Dans Les Services de référence des années 80, Anita R. Schiller analyse ce qui a changé depuis les années 65 dans les missions d'éducation et d'information des bibliothèques de toutes catégories. Elle souligne les sentiments d'infériorité et de culpabilité qui envahissent le public en quête de renseignement. Elle cite à ce sujet des articles parus dans le New-York times et autres journaux en 1980 où on peut lire ce conseil avant d'aborder le bibliothécaire du Service de référence : « Attention, ne faites pas perdre de temps à cet expert en lui posant des questions idiotes que vous pouvez résoudre vous-même... réservez-lui celles qui sont vraiment importantes ». Elle souligne qu'outre l'accès pour tous à l'information, l'éducation du public n'a pas toujours consisté en une meilleure compréhension des ressources de la bibliothèque mais a servi de moyen de contrôle social. L'éducation du public passe par son éducation bibliographique depuis les années 70, avec entre autres, la création d'une section d'éducation bibliographique en 1977 au sein de l'ALA.

Parallèlement, l'information en ligne est devenue un produit commercial. De grosses sociétés comme IBM rehaussent leur image de marque en soulignant que leurs banques sont accessibles à la « Bibliothèque publique ». Avec bien sûr la large participation des bibliothèques universitaires, ce fut, en effet, le premier accès du public à ces systèmes d'information, accès ponctué de nombreux débats de la profession sur « faut-il délivrer l'information au public à titre gratuit ou onéreux ? ». Les bibliothèques remplissaient néanmoins leur rôle d'information au sein de la société américaine. L'avenir de ces systèmes soulève de nombreux problèmes. Le droit à la connaissance ne sera-t-il pas dans l'avenir réduit ? Les médias ne seront-ils disponibles qu'aux gens les plus aisés et à l'industrie ? D'autre part, le droit à l'anonymat sera-t-il sauvegardé dans le choix et l'utilisation des matériels ? Enfin, une politique de qualité des données des systèmes de référence en ligne va-t-elle se développer dans les années à venir ?

La dernière question et non la moindre est celle que soulève l'orientation des nouveaux services d'information et de recherche informatisée de l'Université vers le renseignement du monde industriel et des affaires. Moyen de rentabilisation en période de crise et de diminution des crédits, ne va-t-il pas desservir et miner l'information même du public de la bibliothèque par un conflit d'intérêts publics et privés ? Que le public se sente concerné par cette génération de l'information et qu'il ait accès à l'information où qu'elle soit stockée ou accessible, voilà les objectifs cruciaux des bibliothécaires et de tous ceux qui défendent le droit à l'information aujourd'hui et pour l'avenir.

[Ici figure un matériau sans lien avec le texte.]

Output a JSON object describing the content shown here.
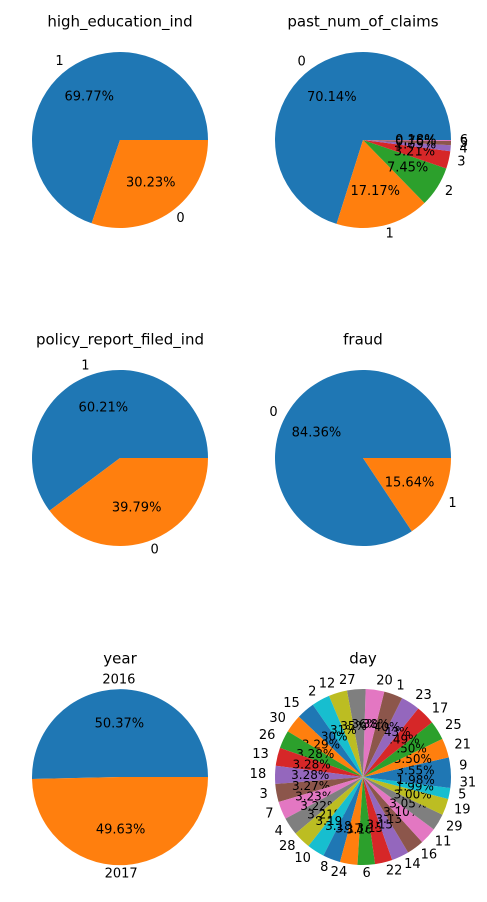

Ce rapport un peu long du premier numéro d'une revue professionnelle américaine ne peut laisser indifférents les bibliothécaires que nous sommes. C'est avec un esprit critique mais aussi en nous laissant aller au plaisir de lire ces récits débordants de passion pour l'exercice d'un métier qui est le nôtre que nous pouvons approfondir l'étude d'un service peu développé en France.